Applying this idea specifically to the chapter, even a well-designed classification system can be vague, especially if the therapist doesn’t have a complete sample of behavior to work with. In the MMPI-2, the various scales are divided clearly, but the criteria within the scales can bleed into others. In addition to some of the more concrete classification systems, one must also consider all the types of tests that are used in determining abnormal behavior. Rorschach’s inkblot test is the first that comes to my mind (partially because I am a Watchmen fan, and partially because it is a well-known test), but I’d say it’s not necessarily a good choice for determining abnormal thought processes. “Projection” and those kind of pseudo-science terms don’t lend much validity to the tests. Personally, the survey tests that are spoken by the therapist (in order to watch the reaction time/reaction/etc of the patient) and answered by the patient seem the most rational and reliable.

Chapter 2 Reflection

Alyssa Brandt

January 17, 2010

Chapter Two Reflection

The brain is incredibly complex and fascinating. Just knowing that a little piece of fleshy, squishy stuff controls what I do, think, eat, sleep, react to, and generally pay attention to. Knowing that the RAS is like a little watchdog for me, and that the cerebellum is responsible for whether or not I fall over can be kind of strange to think about, if it’s stripped down to what it is. A group of cells is controlling what your body does. Knowing how much of an influence neurotransmitters have on our behavior also makes me think that the best suited method of explaining abnormal behavior is the biopsychosocial, because it combines all of the influencers on behavior into one theory. Being able to put oneself into another person’s brain can be pretty interesting, too, like in the activity where we had to determine what each of the models would say about the unusual behavior.
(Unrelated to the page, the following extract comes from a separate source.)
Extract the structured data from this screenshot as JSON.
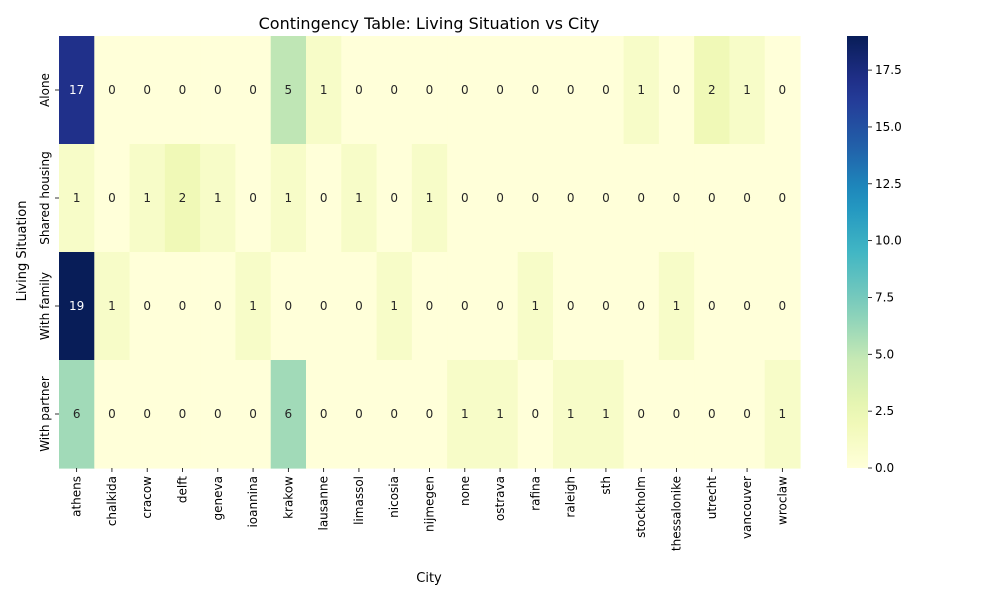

After studying what each perspective interprets abnormal behavior as and applying it to situations, I can successfully conclude that the psychoanalytic theory does not have adequate support for the reliability and validity of the treatments within the theory. It mostly seems as if someone chose names for behavior that may or may not be present in most individuals at a certain age group, and then came up with reasons as to why it happened. Other than that theory and some things about the humanistic approach, I can find validity in the other psychology perspectives. When it comes down to it, one can’t accept everything he or she reads and must decide whether or not something is valid enough to apply to his or her own life.